We first introduce a Mode-Adaptive Neural Network structure for controlling
quadruped characters. This framework is composed of the motion prediction network
and the gating network. At each frame, the motion prediction network computes the
character state in the current frame given the state in the previous frame and the user-provided control signals. The gating network dynamically updates the weights of the
motion prediction network by selecting and blending a group of expert weights. Based
on such a mechanism, a specific combination of the experts only needs to focus on
learning a small subset of motions. Due to the increased flexibility, this framework can
be trained with unstructured dog motion capture data and synthesize quadruped motions with a wide variety of locomotion modes across both non-periodic and periodic
actions in real-time.
Secondly, we present a goal-directed controller Neural State Machine that can
produce both locomotion and close interaction motions between humanoid characters
and objects/environments. In addition to utilizing the gating structure proposed in the
previous work, we apply a control scheme that combines egocentric inference and
goal-centric inference to increase the precision of the interactions. To let characters
adapt to a wide range of geometry, we incorporate a volumetric representation for
understanding the environment and an efficient data augmentation scheme to randomly
switch the 3D geometry while maintaining the context of the original motion. We
demonstrate the versatility of our model with various scene interaction tasks such as
sitting on a chair, avoiding obstacles, opening and entering through a door, and carrying
objects generated in real-time just from a single model.
Finally, we tackle the problem of in-hand manipulations where a ManipNet framework combined with a novel hand-object spatial representation is introduced to synthesize dexterous finger movements.
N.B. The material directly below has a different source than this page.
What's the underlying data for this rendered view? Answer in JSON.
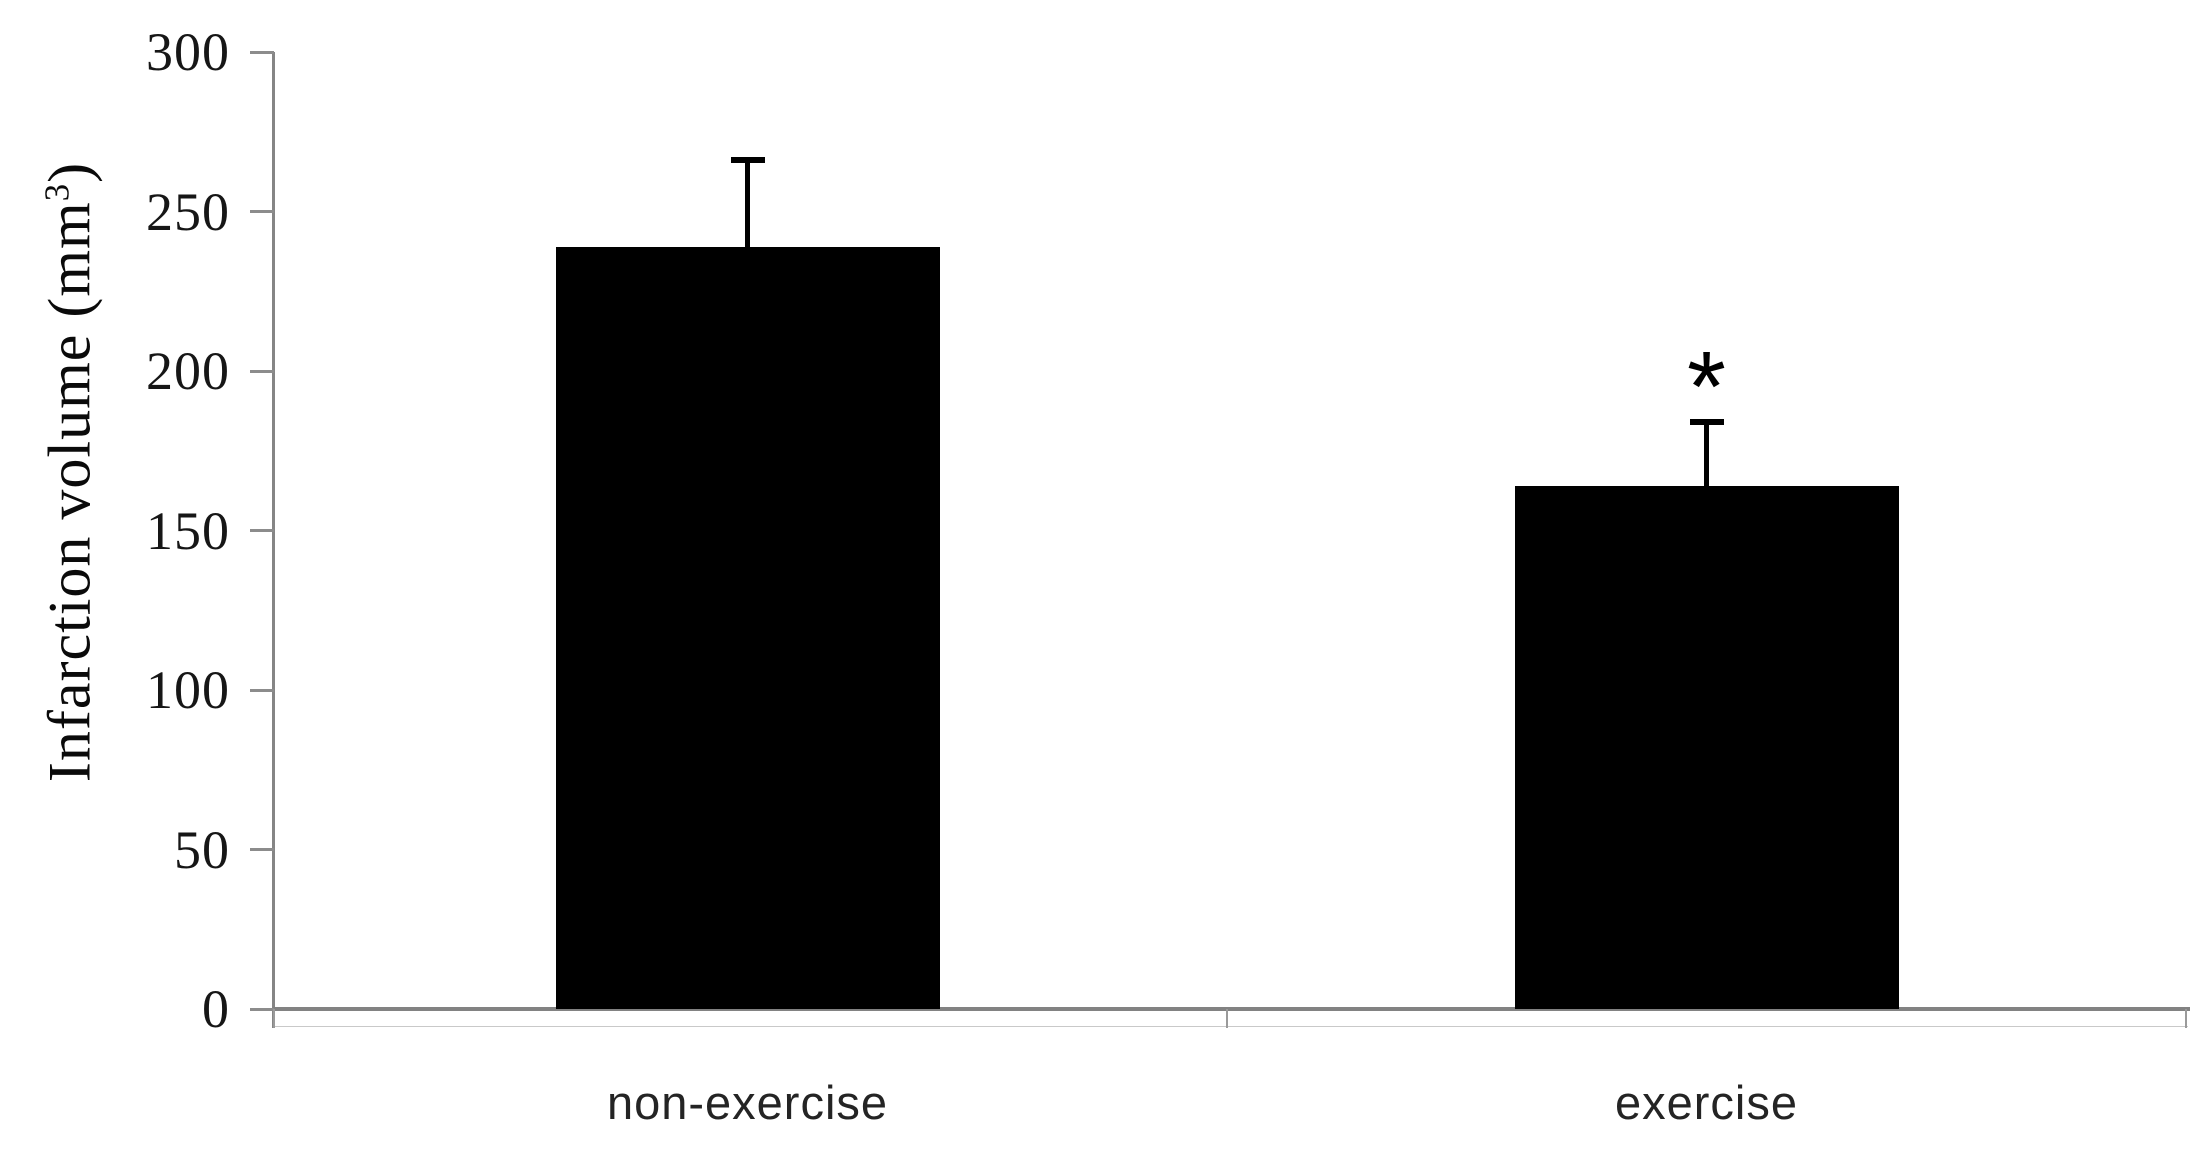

The hand-object spatial representation combines
the global object shape as voxel occupancies with local geometric details as samples
of closest distances. At each frame, we provide the network with the current finger
pose, past and future trajectories, and the spatial representations extracted from these
trajectories. The network then predicts a new finger pose for the next frame as an autoregressive model. With a carefully chosen hand-centric coordinate system, we can
handle single-handed and two-handed motions in a unified framework. We demonstrate the network is able to synthesize a variety of finger gaits for grasping, in-hand
manipulation, and bimanual object handling on a rich set of novel shapes and functional tasks by only training on a small number of primitive shapes and kitchenware
objects.